Generalizabilty of patient-specific PCA
We next sought to validate the generalizabilty of the patient-specific PCA method using data from Cohort 2 trauma patients and with a different but overlapping human-specific Luminex™ beadset (see Materials and Methods). Accordingly, three plasma samples were obtained in the first 24 h post-injury and were assessed serially for the 26 inflammatory biomarkers (see Materials and Methods), and the data were subjected to HCA as described previously. As in Cohort 1, HCA suggested the presence of two patient sub-groups (which we again termed Group 1 and Group 2) based on early dynamics of systemic inflammation post-injury (Fig. 5A). Analysis of these patients’ demographics and clinical characteristics showed no statistically significant difference between Group 1 (n = 24; 14 males and 10 females) and Group 2 (n = 9; 6 males and 3 females) with regard to age (P = 0.98), ISS (P = 0.7), ICU LOS (P = 0.98), hospital total LOS (P = 0.68), and days on mechanical ventilation (P = 0.38). Moreover, both groups had no difference in their degree of organ dysfunction (Fig. 5B).
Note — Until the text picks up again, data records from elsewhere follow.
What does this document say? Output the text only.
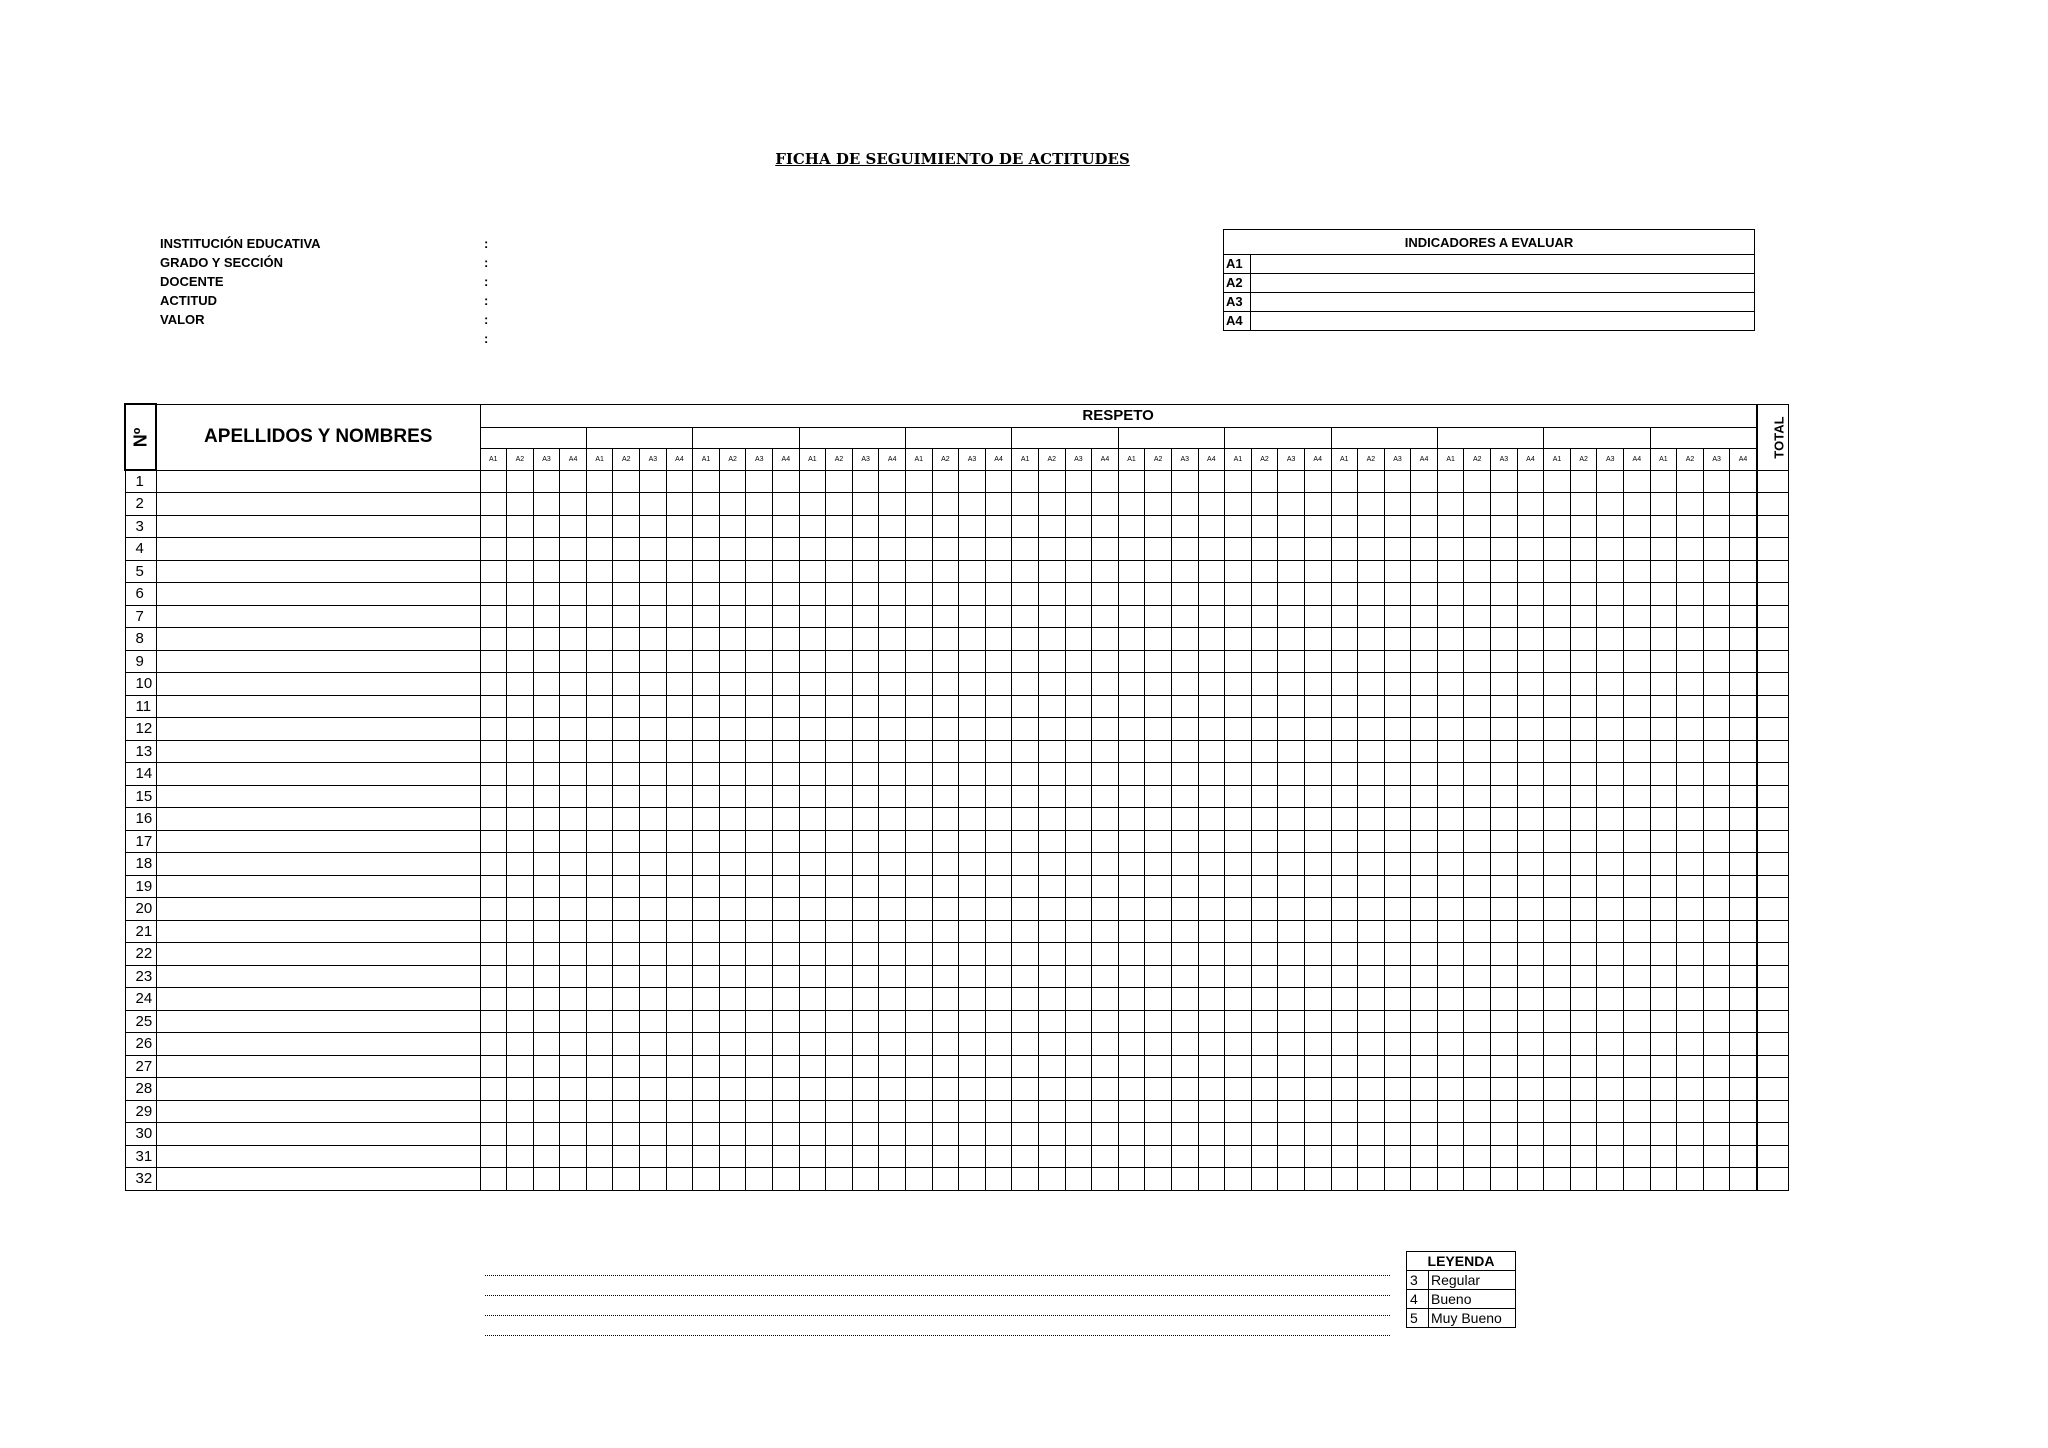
FICHA DE SEGUIMIENTO DE ACTITUDES
INSTITUCIÓN EDUCATIVA	:
GRADO Y SECCIÓN	:
DOCENTE	:
ACTITUD	:
VALOR	:
:
INDICADORES A EVALUAR
A1
A2
A3
A4
Nº	APELLIDOS Y NOMBRES	RESPETO																																																TOTAL

		A1	A2	A3	A4	A1	A2	A3	A4	A1	A2	A3	A4	A1	A2	A3	A4	A1	A2	A3	A4	A1	A2	A3	A4	A1	A2	A3	A4	A1	A2	A3	A4	A1	A2	A3	A4	A1	A2	A3	A4	A1	A2	A3	A4	A1	A2	A3	A4	
1																																																		
2																																																		
3																																																		
4																																																		
5																																																		
6																																																		
7																																																		
8																																																		
9																																																		
10																																																		
11																																																		
12																																																		
13																																																		
14																																																		
15																																																		
16																																																		
17																																																		
18																																																		
19																																																		
20																																																		
21																																																		
22																																																		
23																																																		
24																																																		
25																																																		
26																																																		
27																																																		
28																																																		
29																																																		
30																																																		
31																																																		
32																																																		
LEYENDA
3 Regular
4 Bueno
5 Muy Bueno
Figure 5. Hierarchical Clustering Analyses (HCA) of unprocessed <24 h circulating inflammation biomarkers in validation trauma Cohort 2.
Similar to Cohort 1, serial plasma samples were obtained from trauma patients (see Table 1) and assayed for 26 cytokines, chemokines, and reactive nitrogen species as described in the Materials and Methods. Panel A: The inflammation biomarker data obtained at three time points within the first 24 h post-injury were subjected to HCA as described in the Materials and Methods. Each row of graph represents the patients’ average value of cytokines from three time points. Panel B: Marshall MODScore of the post-HCA Group 1 and Group 2 shows no statistical difference between groups from day 1 and up to day 5 post-injury.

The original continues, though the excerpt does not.